Yesterday morning, on my way into clinic, I witnessed a young lady in her mid-20’s being knocked off her feet by a cyclist. The cyclist hadn’t jumped a traffic light, nor was he cycling on the pavement. The lady, presumably on her way into work, was in such a rush that she chose not to wait for the lights to change at the junction and attempted to cross the busy road while the traffic was moving. A handful of city-workers helped her to her feet, the cyclist apologised, and everyone continued their morning rush.
The lady was fine, but as she dusted off her knees and continued on her journey, I wondered if it would change her approach to life. Would she take more time, be more mindful, and appreciate the now?
As I walked further up Bishopsgate towards Liverpool Street, I noticed just how many more people were in a hurry, rushing here, there, and everywhere. And it reminded me that I’ve been there. 10 years ago, that was me. Rushing into work an hour early, never taking lunch breaks, all in the hope of getting home on time. For me, it never worked. My days were just even longer, and I ended up in a state of burnout with a myriad of health issues and my work suffered because I was just too tired to do anything. And then I realised, I’m almost pushing myself back to that point again – I have two young children (one of whom has currently forgotten how to sleep!), I’m studying for my mid-year exams, I’m running two businesses and doing some mini-courses alongside them, and I’m not taking time for myself again.
With hindsight, I can see that rushing into work early and not taking breaks, is a recipe for disaster. But seeing that unfortunate lady get knocked off her feet, made me realise that whether we work in the City or not, we need to take the time to be mindful, slow down a little bit, take the time to appreciate good food and good company, do regular yoga and meditation, and preserve our wellbeing… but who has time for all of that AND their work?!
So here are 5 simple ways to slow down, in a busy world:
1. Shower in the dark
This is without a doubt, my favourite way to switch off and remove myself from stress.
2. Mindfulness Apps
Download one of the many available (I like Headspace, but there are many others) and take 10 minutes during your commute to listen to the guided meditation session.
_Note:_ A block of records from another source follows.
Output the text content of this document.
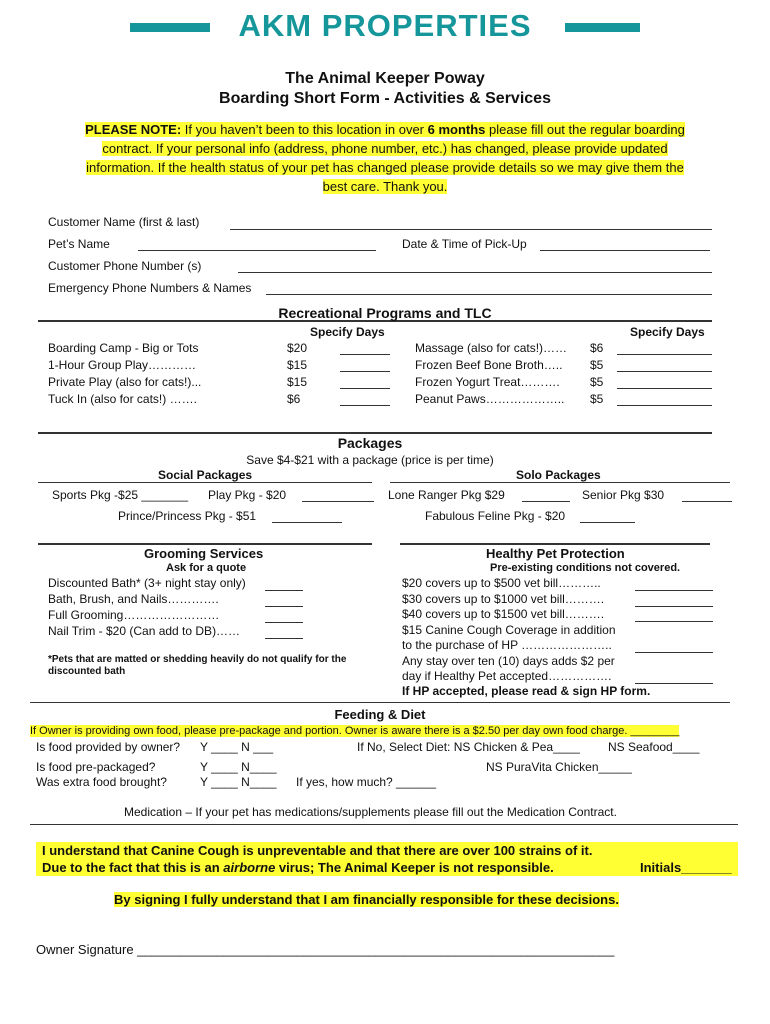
AKM PROPERTIES
The Animal Keeper Poway
Boarding Short Form - Activities & Services
PLEASE NOTE: If you haven’t been to this location in over 6 months please fill out the regular boarding contract. If your personal info (address, phone number, etc.) has changed, please provide updated information. If the health status of your pet has changed please provide details so we may give them the best care. Thank you.
Customer Name (first & last)
Pet’s Name	Date & Time of Pick-Up
Customer Phone Number (s)
Emergency Phone Numbers & Names
Recreational Programs and TLC
Specify Days	Specify Days
Boarding Camp - Big or Tots	$20
1-Hour Group Play…………	$15
Private Play (also for cats!)...	$15
Tuck In (also for cats!) …….	$6
Massage (also for cats!)…… $6
Frozen Beef Bone Broth….. $5
Frozen Yogurt Treat……….	$5
Peanut Paws……………….. $5
Packages
Save $4-$21 with a package (price is per time)
Social Packages	Solo Packages
Sports Pkg -$25 _______ Play Pkg - $20	Lone Ranger Pkg $29	Senior Pkg $30
Prince/Princess Pkg - $51	Fabulous Feline Pkg - $20
Grooming Services
Ask for a quote
Discounted Bath* (3+ night stay only)
Bath, Brush, and Nails………….
Full Grooming……………………
Nail Trim - $20 (Can add to DB)……
*Pets that are matted or shedding heavily do not qualify for the discounted bath
Healthy Pet Protection
Pre-existing conditions not covered.
$20 covers up to $500 vet bill………..
$30 covers up to $1000 vet bill……….
$40 covers up to $1500 vet bill……….
$15 Canine Cough Coverage in addition
to the purchase of HP …………………..
Any stay over ten (10) days adds $2 per
day if Healthy Pet accepted…………….
If HP accepted, please read & sign HP form.
Feeding & Diet
If Owner is providing own food, please pre-package and portion. Owner is aware there is a $2.50 per day own food charge. ________
Is food provided by owner? Y ____ N ___	If No, Select Diet: NS Chicken & Pea____ NS Seafood____
Is food pre-packaged?	Y ____ N____	NS PuraVita Chicken_____
Was extra food brought?	Y ____ N____ If yes, how much? ______
Medication – If your pet has medications/supplements please fill out the Medication Contract.
I understand that Canine Cough is unpreventable and that there are over 100 strains of it.
Due to the fact that this is an airborne virus; The Animal Keeper is not responsible.	Initials_______
By signing I fully understand that I am financially responsible for these decisions.
Owner Signature __________________________________________________________________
3. Take regular short breaks
If you can’t manage a full hour for lunch, take a short 10 minute break every two hours. Go for a short walk, get some fresh air (and some vitamin D if the sun is shining!), do some deep breathing, perhaps a few yoga stretches if you can find somewhere to do them.
4. Eat well
Batch cook at the weekend – spend an hour making a huge pot of soup with vegetables, lentils, perhaps a little meat or fish. Then everyday, take at least 20 minutes away from whatever you are doing, and have a portion of that soup for lunch. So much more nourishing than a meal-deal grabbed from the shop and eaten at your desk while you catch up on emails. For evenings, make a stir-fry, or invest in a slow cooker so you can arrive home to a homecooked ready meal.
5. Cut the caffeine
If you’re using coffee or caffeinated drinks as a crutch to get you through the day, to get you going or to keep you going, then there’s a problem. Try switching to green tea (I love Pukka’s Green Tea with Matcha tea bags) which contains a lower amount of caffeine and an amino acid known as L-Theanine, which relaxes the nervous system and reduces anxiety.
Hopefully this has given you a few ideas, and maybe the drive to make some changes to your life. And if you have any other ideas for slowing down in our busy world, I’d love to hear from you!